Bravo aux investisseurs. Je partage leur enthousiasme pour les possibilités d’expansion et de profitabilité de la nouvelle entreprise.

Loin de créer des emplois au Canada, il est prévisible qu’à moyen terme on coupe des postes pour obtenir des économies d’échelle, e.g. : présentement on a un camion qui livre des marchandises chez Burger King et un autre au Tim Horton’s du même quartier. Dans l’avenir on en aura seulement un pour servir les deux restaurants… un fournisseur de sucre, un fournisseur de café, un fournisseur de graisse, un site web commun, des campagnes publicitaires communes…

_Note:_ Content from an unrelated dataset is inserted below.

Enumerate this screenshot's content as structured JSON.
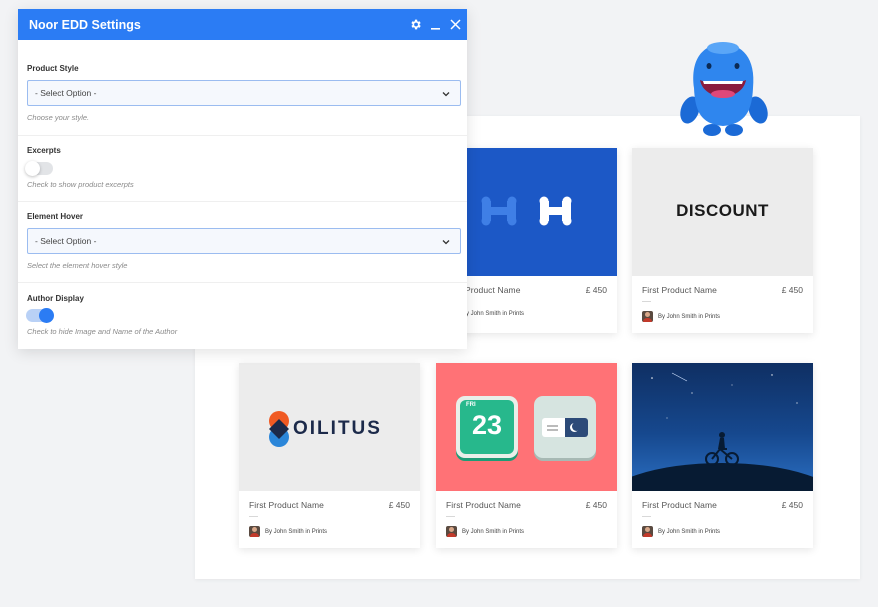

Quant aux emplois bien payés, les dirigeants de Burger King demeureront aux USA, où l’impôt des particuliers demeure bien moins élevée qu’au Canada. La nouvelle compagnie sera incorporée au Canada, possiblement un casier postal dans un bureau d’avocat canadien qui représente l’entreprise. Je m’attends plutôt à ce que certains canadiens chez Tim Horton’s déménagent en Floride…

Le fisc canadien imposera les revenus que Burger King génère à l’extérieur des USA, moins les exemptions pour tenir compte des impôts locaux payés par l’entreprise partout dans le monde.

Pour ce qui est d’Obama, il n’est pas le créateur du fouilli qu’est le US Tax Code. On observe le phénomène d’inversion depuis une vingtaine d’années. Mais il a certainement raté une belle occasion de faire une réforme qui s’impose depuis longtemps.

Et surtout, felicitations aux détenteurs du titre de Tim Horton’s.